How GOP lawmakers are pushing for Confederate monuments to be (legally) set in stone


For over a century, a life-size statue of a Confederate soldier has stood atop a towering monument in Fort Smith, Arkansas. 

The city administrator had considered removing the monument for years. Then the murder of George Floyd, a Black man, by white police officers in Minneapolis in 2020 ignited a national conversation about Confederate monuments and sparked new calls to take it down. A local construction company even offered to help. 

“This statue is a clear and present ode to the values of the Confederacy that we do not share,” residents wrote in a petition to the city. 

But before local leaders could decide its fate, the Arkansas Legislature revoked their power. 

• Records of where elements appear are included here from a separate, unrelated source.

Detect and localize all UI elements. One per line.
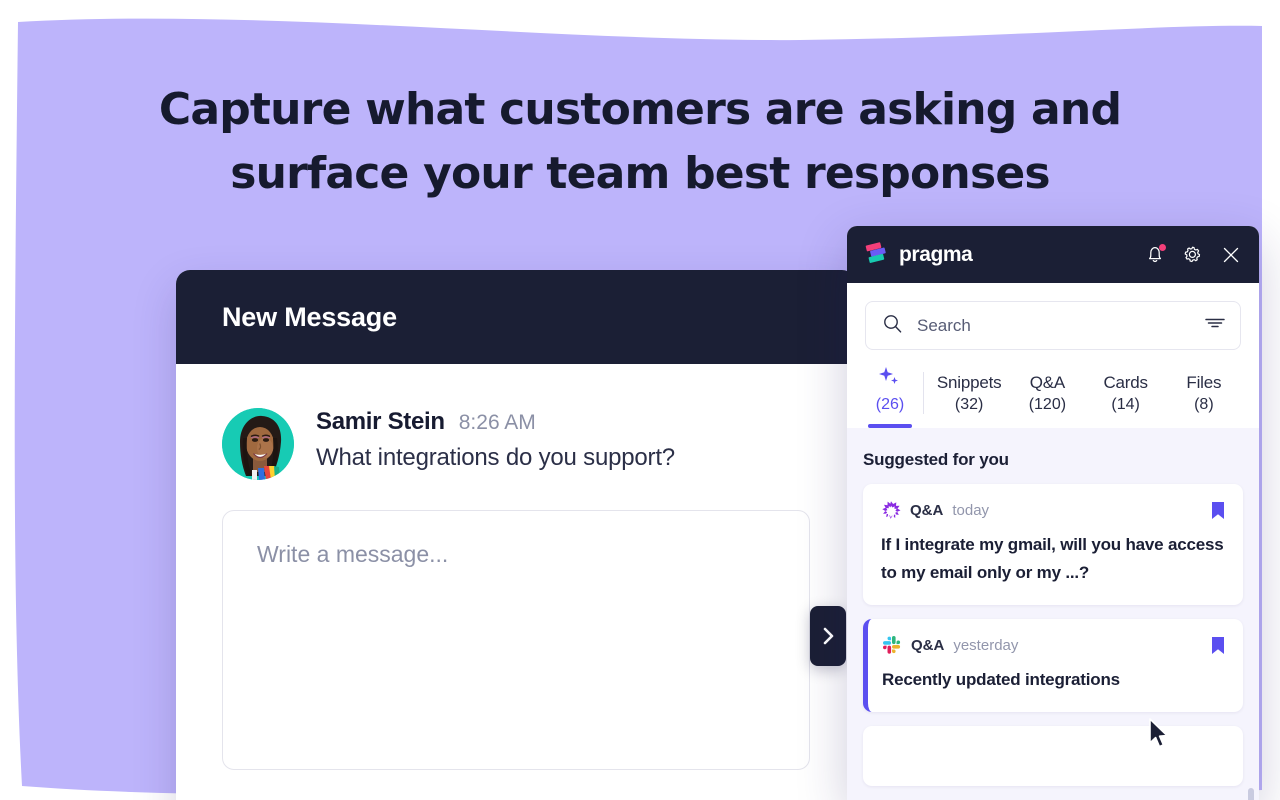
tab-cards-label: Cards <box>1103 373 1148 392</box>
pragma-logo-icon <box>865 240 890 270</box>
card-source: Q&A <box>911 636 945 654</box>
panel-header-actions <box>1145 244 1242 266</box>
tab-cards-count: (14) <box>1111 396 1140 413</box>
slack-icon <box>882 635 902 655</box>
suggestion-card[interactable] <box>863 726 1243 786</box>
card-timestamp: today <box>952 501 990 519</box>
card-timestamp: yesterday <box>953 636 1019 654</box>
card-source: Q&A <box>910 501 944 519</box>
suggestion-card[interactable]: Q&A today If I integrate my gmail, will … <box>863 484 1243 605</box>
new-message-title: New Message <box>222 301 397 332</box>
tab-cards[interactable]: Cards (14) <box>1087 372 1165 428</box>
message-author: Samir Stein <box>316 408 445 435</box>
notification-badge <box>1159 244 1166 251</box>
panel-tabs: (26) Snippets (32) Q&A (120) Cards (14) … <box>847 350 1259 428</box>
tab-snippets[interactable]: Snippets (32) <box>930 372 1008 428</box>
bookmark-icon[interactable] <box>1211 636 1225 655</box>
tab-qa-count: (120) <box>1028 396 1067 413</box>
new-message-header: New Message <box>176 270 856 364</box>
message-timestamp: 8:26 AM <box>458 411 536 434</box>
search-icon <box>882 313 903 339</box>
chevron-right-icon <box>822 626 835 646</box>
search-box[interactable] <box>865 301 1241 350</box>
section-title: Suggested for you <box>863 450 1009 469</box>
card-text: If I integrate my gmail, will you have a… <box>881 535 1224 582</box>
page-title: Capture what customers are asking and su… <box>158 84 1122 199</box>
screenshot-root: Capture what customers are asking and su… <box>0 0 1280 800</box>
tab-ai-suggestions[interactable]: (26) <box>863 366 917 428</box>
panel-header: pragma <box>847 226 1259 283</box>
tab-files-count: (8) <box>1194 396 1214 413</box>
brand: pragma <box>865 240 973 270</box>
hero-section: Capture what customers are asking and su… <box>0 78 1280 206</box>
avatar <box>222 408 294 480</box>
send-message-button[interactable] <box>810 606 846 666</box>
panel-search-area <box>847 283 1259 350</box>
search-input[interactable] <box>917 315 1190 336</box>
tab-divider <box>923 372 924 414</box>
close-icon[interactable] <box>1220 244 1242 266</box>
tab-files-label: Files <box>1186 373 1222 392</box>
gear-icon[interactable] <box>1182 244 1203 265</box>
message-item: Samir Stein 8:26 AM What integrations do… <box>222 408 810 480</box>
bell-icon[interactable] <box>1145 244 1166 265</box>
tab-files[interactable]: Files (8) <box>1165 372 1243 428</box>
composer-placeholder: Write a message... <box>257 541 449 567</box>
suggestion-card[interactable]: Q&A yesterday Recently updated integrati… <box>863 619 1243 712</box>
message-composer[interactable]: Write a message... <box>222 510 810 770</box>
new-message-body: Samir Stein 8:26 AM What integrations do… <box>176 364 856 480</box>
panel-scrollbar[interactable] <box>1248 788 1254 800</box>
bookmark-icon[interactable] <box>1211 501 1225 520</box>
card-text: Recently updated integrations <box>882 670 1120 689</box>
message-text: What integrations do you support? <box>316 444 675 471</box>
card-header: Q&A yesterday <box>882 635 1225 655</box>
suggestions-list: Suggested for you Q&A today If I integra… <box>847 428 1259 800</box>
tab-snippets-label: Snippets <box>936 373 1002 392</box>
filter-icon[interactable] <box>1204 316 1226 335</box>
message-meta: Samir Stein 8:26 AM <box>316 408 675 436</box>
pragma-panel: pragma Search (26) Snippets (32) Q&A (12… <box>847 226 1259 800</box>
card-header: Q&A today <box>881 500 1225 520</box>
tab-ai-count: (26) <box>875 396 905 413</box>
sparkle-icon <box>863 366 917 394</box>
new-message-window: New Message Samir Stein 8:26 AM What int… <box>176 270 856 800</box>
tab-qa[interactable]: Q&A (120) <box>1008 372 1086 428</box>
starburst-icon <box>881 500 901 520</box>
tab-snippets-count: (32) <box>954 396 984 413</box>
brand-name: pragma <box>899 242 973 266</box>
tab-qa-label: Q&A <box>1029 373 1066 392</box>
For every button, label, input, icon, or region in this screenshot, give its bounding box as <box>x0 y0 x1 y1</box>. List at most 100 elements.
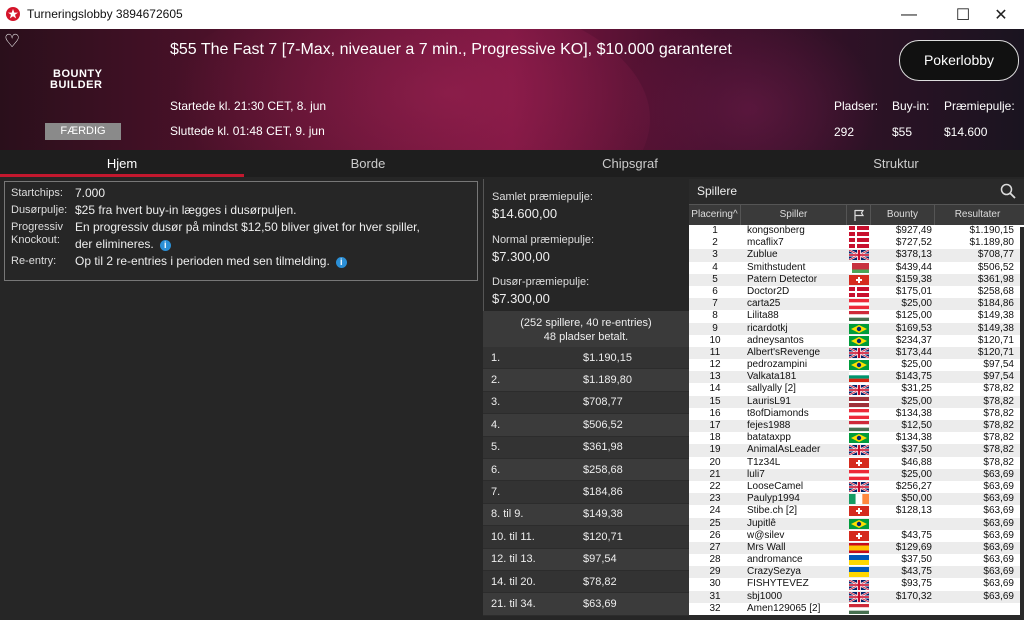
player-row[interactable]: 8 Lilita88 $125,00 $149,38 <box>689 310 1024 323</box>
player-row[interactable]: 13 Valkata181 $143,75 $97,54 <box>689 371 1024 384</box>
flag-dk-icon <box>849 287 869 298</box>
player-row[interactable]: 15 LaurisL91 $25,00 $78,82 <box>689 395 1024 408</box>
player-flag <box>847 262 871 274</box>
player-row[interactable]: 7 carta25 $25,00 $184,86 <box>689 298 1024 311</box>
minimize-button[interactable]: — <box>886 0 932 29</box>
player-result: $63,69 <box>983 590 1014 602</box>
player-row[interactable]: 27 Mrs Wall $129,69 $63,69 <box>689 541 1024 555</box>
player-row[interactable]: 32 Amen129065 [2] <box>689 602 1024 615</box>
favorite-heart-icon[interactable]: ♡ <box>4 31 20 52</box>
player-row[interactable]: 12 pedrozampini $25,00 $97,54 <box>689 359 1024 372</box>
pokerlobby-button[interactable]: Pokerlobby <box>899 40 1019 81</box>
player-row[interactable]: 16 t8ofDiamonds $134,38 $78,82 <box>689 407 1024 420</box>
flag-gb-icon <box>849 591 869 602</box>
flag-ua-icon <box>849 567 869 578</box>
bounty-pool-value: $7.300,00 <box>492 291 550 306</box>
reentry-info-icon[interactable]: i <box>335 257 347 268</box>
player-row[interactable]: 5 Patern Detector $159,38 $361,98 <box>689 273 1024 286</box>
payout-amount: $184,86 <box>583 486 623 499</box>
payout-place: 4. <box>491 418 501 431</box>
player-result: $708,77 <box>977 249 1014 261</box>
col-player[interactable]: Spiller <box>741 205 847 225</box>
paid-places-summary: 48 pladser betalt. <box>543 331 629 343</box>
players-scrollbar[interactable] <box>1020 227 1024 620</box>
tab-chipsgraf[interactable]: Chipsgraf <box>512 150 748 177</box>
player-bounty: $143,75 <box>895 371 932 383</box>
player-place: 15 <box>709 395 721 407</box>
player-row[interactable]: 19 AnimalAsLeader $37,50 $78,82 <box>689 444 1024 457</box>
payout-place: 2. <box>491 374 501 387</box>
players-search[interactable]: Spillere <box>689 179 1024 205</box>
player-row[interactable]: 28 andromance $37,50 $63,69 <box>689 554 1024 567</box>
col-bounty[interactable]: Bounty <box>871 205 935 225</box>
player-row[interactable]: 24 Stibe.ch [2] $128,13 $63,69 <box>689 505 1024 518</box>
player-row[interactable]: 31 sbj1000 $170,32 $63,69 <box>689 590 1024 603</box>
col-result[interactable]: Resultater <box>935 205 1020 225</box>
player-name: w@silev <box>747 529 785 541</box>
player-flag <box>847 286 871 298</box>
prizepool-panel: Samlet præmiepulje: $14.600,00 Normal pr… <box>483 179 689 311</box>
player-row[interactable]: 25 Jupitlê $63,69 <box>689 517 1024 530</box>
player-result: $63,69 <box>983 554 1014 566</box>
player-name: Smithstudent <box>747 261 806 273</box>
player-bounty: $727,52 <box>895 237 932 249</box>
search-icon[interactable] <box>1000 183 1016 199</box>
player-row[interactable]: 4 Smithstudent $439,44 $506,52 <box>689 261 1024 274</box>
player-result: $1.189,80 <box>969 237 1015 249</box>
player-row[interactable]: 1 kongsonberg $927,49 $1.190,15 <box>689 225 1024 238</box>
player-place: 2 <box>712 237 718 249</box>
window-title: Turneringslobby 3894672605 <box>27 7 183 21</box>
player-name: CrazySezya <box>747 566 801 578</box>
player-row[interactable]: 6 Doctor2D $175,01 $258,68 <box>689 285 1024 299</box>
player-row[interactable]: 20 T1z34L $46,88 $78,82 <box>689 456 1024 469</box>
tab-struktur[interactable]: Struktur <box>780 150 1012 177</box>
flag-ie-icon <box>849 494 869 505</box>
close-button[interactable]: ✕ <box>978 0 1024 29</box>
player-bounty: $378,13 <box>895 249 932 261</box>
player-row[interactable]: 21 luli7 $25,00 $63,69 <box>689 468 1024 481</box>
buyin-value: $55 <box>892 125 913 139</box>
player-row[interactable]: 2 mcaflix7 $727,52 $1.189,80 <box>689 237 1024 250</box>
player-row[interactable]: 3 Zublue $378,13 $708,77 <box>689 249 1024 262</box>
player-row[interactable]: 18 batataxpp $134,38 $78,82 <box>689 432 1024 445</box>
pko-value: En progressiv dusør på mindst $12,50 bli… <box>75 220 420 251</box>
pko-info-icon[interactable]: i <box>159 240 171 251</box>
player-row[interactable]: 10 adneysantos $234,37 $120,71 <box>689 334 1024 347</box>
player-row[interactable]: 9 ricardotkj $169,53 $149,38 <box>689 322 1024 335</box>
player-row[interactable]: 23 Paulyp1994 $50,00 $63,69 <box>689 493 1024 506</box>
player-bounty: $93,75 <box>901 578 932 590</box>
payout-amount: $1.189,80 <box>583 374 632 387</box>
player-row[interactable]: 11 Albert'sRevenge $173,44 $120,71 <box>689 346 1024 360</box>
flag-ua-icon <box>849 555 869 566</box>
player-name: Jupitlê <box>747 517 776 529</box>
player-row[interactable]: 17 fejes1988 $12,50 $78,82 <box>689 420 1024 433</box>
player-name: Paulyp1994 <box>747 493 800 505</box>
player-row[interactable]: 26 w@silev $43,75 $63,69 <box>689 529 1024 542</box>
flag-gb-icon <box>849 347 869 358</box>
payout-row: 10. til 11. $120,71 <box>483 526 689 549</box>
tab-borde[interactable]: Borde <box>244 150 492 177</box>
player-place: 3 <box>712 249 718 261</box>
event-title: $55 The Fast 7 [7-Max, niveauer a 7 min.… <box>170 41 732 58</box>
payout-row: 7. $184,86 <box>483 481 689 504</box>
col-place[interactable]: Placering^ <box>689 205 741 225</box>
player-row[interactable]: 14 sallyally [2] $31,25 $78,82 <box>689 383 1024 396</box>
player-row[interactable]: 30 FISHYTEVEZ $93,75 $63,69 <box>689 578 1024 591</box>
flag-br-icon <box>849 360 869 371</box>
flag-gb-icon <box>849 445 869 456</box>
player-flag <box>847 603 871 615</box>
tab-hjem[interactable]: Hjem <box>0 150 244 177</box>
startchips-value: 7.000 <box>75 186 106 200</box>
flag-at-icon <box>849 469 869 480</box>
tournament-info-box: Startchips: 7.000 Dusørpulje: $25 fra hv… <box>4 181 478 281</box>
flag-bg-icon <box>849 372 869 383</box>
player-row[interactable]: 22 LooseCamel $256,27 $63,69 <box>689 480 1024 494</box>
flag-ch-icon <box>849 274 869 285</box>
player-flag <box>847 542 871 554</box>
player-row[interactable]: 29 CrazySezya $43,75 $63,69 <box>689 566 1024 579</box>
player-flag <box>847 323 871 335</box>
col-flag[interactable] <box>847 205 871 225</box>
player-bounty: $25,00 <box>901 395 932 407</box>
player-result: $258,68 <box>977 285 1014 297</box>
end-time: Sluttede kl. 01:48 CET, 9. jun <box>170 124 325 138</box>
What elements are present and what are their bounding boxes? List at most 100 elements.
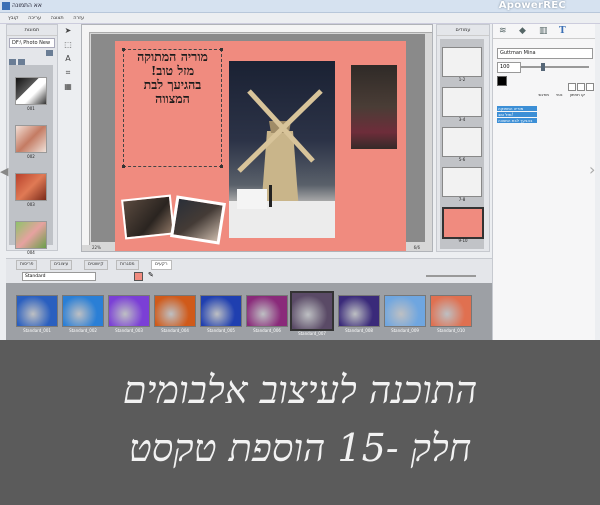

The Fort Smith Confederate Monument at the Sebastian County Courthouse on April 25, 2022. The sculpture erected in 1903 on the grounds of Sebastian County Courthouse in Fort Smith (Sebastian County) by the Varina Jefferson Davis Chapter of the United Daughters of the Confederacy to commemorate the local men who served in the Confederate army during the Civil War and honor those soldiers buried in Fort Smith National Cemetery.

Citing the “vandalism” of monuments, Republican state lawmakers passed a law in 2021 that prevents Fort Smith from removing its monument and supplants local control over dozens of other statues across the state. 

Arkansas is one of many Southern states that have passed historic preservation laws to strip local leaders of the power to take down Confederate monuments in their communities. Bills in former Confederate states such as Texas and Florida could pass in Republican-controlled legislatures this year. Now, similar bills are appearing in states that were not part of the Confederacy, including New York and Pennsylvania.